こうしてビリーはジャッキーと2人で高速バスに乗り、ロンドンのロイヤルバレエ学校のオーディションに向いました。
会場には何年もオーディションに向け、努力を重ねた受験生がいます。ビリーはとても場違いな感じを受け、物怖じしてしまい実力を出し切れずにいました。
実技の試験が終わると、妙に馴れ馴れしい子が声をかけてきて、ビリーは不安や困惑でイラ立ち、その子を殴ってしまい、試験の結果に影響すると告げられます。
親子面接が始まりますが、ビリーには積極性もアピール性もありません。ウィルキンソンからの推薦状には、高い評価がされていて、家の事情も記されていると伝えられます。
ジャッキーは面接官に技術的な面と同様に、学業もハイレベルが求められるため、家族の全面的なサポートが必要があると、そうする覚悟があるか確認されます。
面接が終わり退室しようとしたとき、1人の面接官がビリーに、踊っている時の気持ちを問いかけます。
ビリーは踊り出すと何もかも忘れ、全てが消えると自分が変わっていき、体の中が炎えあがると・・・ボクはただ宙を飛ぶだけ、鳥のように電気のように・・・そう電気のように。
こう答えたビリーに気をつけて帰るよう言い、ジャッキーには激励の言葉をかけます。
ビリーは受かる気がまったくしませんでした。時が経ったある日、エリオット家に郵便が届きます。待ちに待ったロイヤルバレエ学校からの通知です。
家族はビリーが帰宅するのを待ち、ビリーは封書を受け取ると、別室へ入っていきます。そして、封を開けて中を確認すると飽和状態になってしまいます。
ビリーが部屋から出てこないので、ジャッキーが扉をあけると、半泣き状態のビリーは家族をみつめ「受かった」とつぶやきます。
旅立ちの日、ビリーはバレエのレッスン場へ行き、ウィルキンソンに合格の報告をします。ビリーは寂しくなると弱音を吐きますが、「あなたには大きな未来があるの、飛び出していきなさい。」と励まします。
ビリーはマイケルの家を訪ねますが、彼は出てきません。ところが少し離れると出てきてビリーを呼びます。ビリーはマイケルの頬にキスをして「またな」といって去ります。
10数年後、25歳になったビリーは、『白鳥の湖』のプリンシパルとして舞台に立ちます。父ジャッキーと兄トニーが劇場に駆けつけると、隣りの席にはマイケルもいます。

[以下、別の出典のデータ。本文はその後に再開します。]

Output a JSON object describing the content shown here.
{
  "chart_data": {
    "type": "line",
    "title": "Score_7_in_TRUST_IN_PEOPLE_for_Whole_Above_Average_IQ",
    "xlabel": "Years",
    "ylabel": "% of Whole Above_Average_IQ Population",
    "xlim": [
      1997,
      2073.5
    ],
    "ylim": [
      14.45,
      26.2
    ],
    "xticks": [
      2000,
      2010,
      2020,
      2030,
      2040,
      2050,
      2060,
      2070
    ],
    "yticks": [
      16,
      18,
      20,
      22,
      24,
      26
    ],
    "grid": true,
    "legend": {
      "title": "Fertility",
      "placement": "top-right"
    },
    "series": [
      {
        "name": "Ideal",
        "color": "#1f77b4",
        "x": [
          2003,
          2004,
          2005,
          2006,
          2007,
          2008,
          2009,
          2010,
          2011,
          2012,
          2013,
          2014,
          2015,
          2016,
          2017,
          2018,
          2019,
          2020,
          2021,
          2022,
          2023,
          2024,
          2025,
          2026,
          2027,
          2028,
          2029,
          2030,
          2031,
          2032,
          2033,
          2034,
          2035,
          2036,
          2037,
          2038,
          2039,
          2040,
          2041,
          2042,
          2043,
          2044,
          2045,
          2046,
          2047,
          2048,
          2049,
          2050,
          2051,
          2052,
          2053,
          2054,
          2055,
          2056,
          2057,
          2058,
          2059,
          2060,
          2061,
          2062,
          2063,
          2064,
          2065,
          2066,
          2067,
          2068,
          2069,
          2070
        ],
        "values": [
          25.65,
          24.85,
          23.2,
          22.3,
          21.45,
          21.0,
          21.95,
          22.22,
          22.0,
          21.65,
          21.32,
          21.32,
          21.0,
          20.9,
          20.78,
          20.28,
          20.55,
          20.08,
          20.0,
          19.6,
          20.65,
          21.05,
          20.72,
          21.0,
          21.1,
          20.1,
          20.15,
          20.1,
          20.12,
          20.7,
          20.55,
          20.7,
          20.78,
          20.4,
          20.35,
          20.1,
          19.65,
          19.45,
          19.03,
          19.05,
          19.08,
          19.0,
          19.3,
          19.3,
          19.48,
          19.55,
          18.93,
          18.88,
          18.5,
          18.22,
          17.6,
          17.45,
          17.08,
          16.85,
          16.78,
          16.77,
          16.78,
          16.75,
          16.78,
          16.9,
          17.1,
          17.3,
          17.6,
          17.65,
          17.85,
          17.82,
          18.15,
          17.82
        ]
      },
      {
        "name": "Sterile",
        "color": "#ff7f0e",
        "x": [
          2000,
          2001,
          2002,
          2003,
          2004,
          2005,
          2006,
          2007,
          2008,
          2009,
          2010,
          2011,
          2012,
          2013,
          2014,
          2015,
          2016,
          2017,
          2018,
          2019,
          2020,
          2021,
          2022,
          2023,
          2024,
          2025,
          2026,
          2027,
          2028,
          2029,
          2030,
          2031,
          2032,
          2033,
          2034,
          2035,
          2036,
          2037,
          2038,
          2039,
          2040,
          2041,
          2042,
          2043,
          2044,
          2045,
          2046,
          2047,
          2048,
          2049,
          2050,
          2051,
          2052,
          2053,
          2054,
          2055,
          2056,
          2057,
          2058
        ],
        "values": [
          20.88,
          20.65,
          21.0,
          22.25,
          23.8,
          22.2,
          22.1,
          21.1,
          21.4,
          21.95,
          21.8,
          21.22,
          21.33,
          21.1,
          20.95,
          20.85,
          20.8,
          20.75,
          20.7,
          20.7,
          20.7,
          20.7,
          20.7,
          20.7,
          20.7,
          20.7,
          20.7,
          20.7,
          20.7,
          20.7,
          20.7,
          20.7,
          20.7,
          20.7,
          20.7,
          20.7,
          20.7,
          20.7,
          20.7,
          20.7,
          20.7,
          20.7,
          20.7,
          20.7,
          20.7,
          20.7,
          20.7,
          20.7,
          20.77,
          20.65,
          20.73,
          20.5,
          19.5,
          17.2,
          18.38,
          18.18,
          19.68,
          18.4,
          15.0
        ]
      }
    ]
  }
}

白鳥の湖のオーケストラに合わせ、鳥のように舞うビリーの姿を観たジャッキーは、感慨深く眼に涙を浮かべ声を震わせました。
映画『リトル・ダンサー』の感想と評価
(C) 2000 Tiger Aspect Pictures (Billy Boy)Ltd.

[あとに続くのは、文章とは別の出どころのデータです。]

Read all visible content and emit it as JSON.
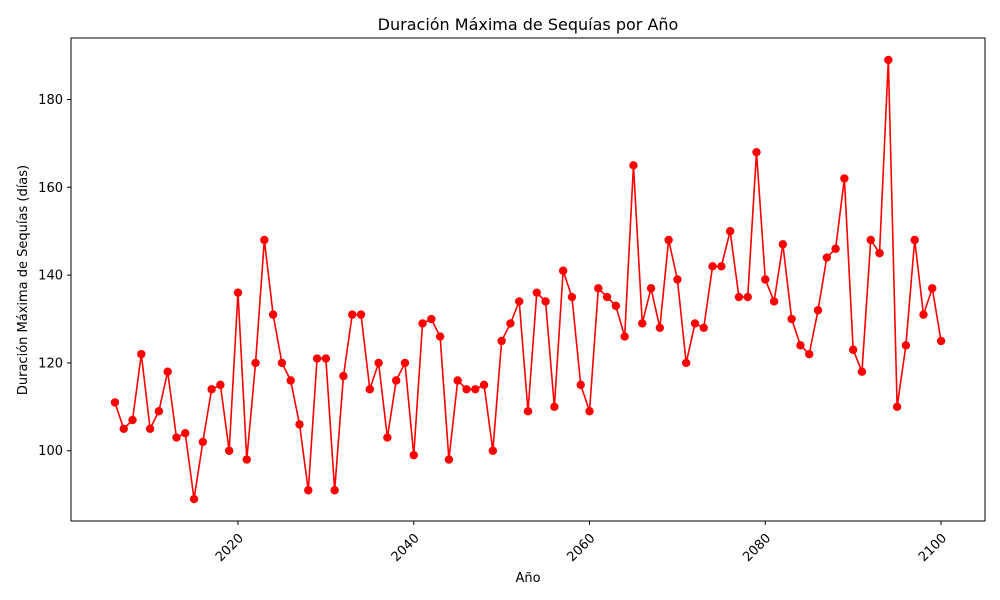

炭鉱の周囲では、大人達が死活問題の闘争に明け暮れ、ビリーだけでなく子供たちはおざなりになっていますが、クラブ活動で見守る体制になっていました。
町全体が混沌と疲れきっている中、“ダンスのレッスン”が悠長にも見え、そのギャップが未来のない大人と、未来のある少年を投影していました。
このイギリス国内の炭鉱各地でおきたストライキ運動は、1984年から1985年にかけて実際に起きたできごとです。
この炭鉱ストライキを題材にした映画には『パレードへようこそ』(2014)、『ブラス!』(1996)などもあります。
『パレードへようこそ』はロンドンで暮すゲイやレズビアン達が、炭鉱ストを支援するため募金を募りますが、差別的な扱いをされた実話が元の映画です。
『ブラス!』は廃坑から10年経った、炭鉱の町が音楽を通じてどのように、再生していくかを問う映画です。
『リトル・ダンサー』には、1年にも及ぶ“炭鉱ストライキ”という社会問題と、同性愛者たちによる権利の主張が活発になってきたころと重なり、性別を超えたヒューマニズムへの希望が込められているように感じます。
また、炭鉱の町の未来を考えた時、どう現状と向き合い生活を立て直していくのか?『ブラス!』と通じる面も垣間見れました。
同性愛者の悲恋『白鳥の湖』
本作のラストでは、ビリーがプリンシパル(主役)に昇格した姿で、父と兄に感謝の気持ちを伝えます。
加えてゲイだとカミングアウトしたマイケルには、同性愛者の悲恋を描いた『白鳥の湖』で踊ることで、ビリーのマイケルへの友情が感じられました。
このラストシーンのビリー役は、英国ロイヤル・バレエ団のプリンシパルだった、アダム・クーパーが起用されています。
彼は実際に上演された、マシュー・ボーン作『白鳥の湖』のオリジナルキャストで、ザ・スワン(主役)を踊りました。アダム・クーパーも11歳でダンスを始め、16歳でロイヤルバレエ学校に入学し、才能を開花させてきました。
女性を魅了しダンサーが憧れる“ダンサー”
ビリーの友達でウィルキンソンの娘、アビーは“ウェイン・スリープ”はスポーツ選手のようなダンサーだと表現し、ウィルキンソンはビリーを“ジーン・ケリー”の再来と称賛しました。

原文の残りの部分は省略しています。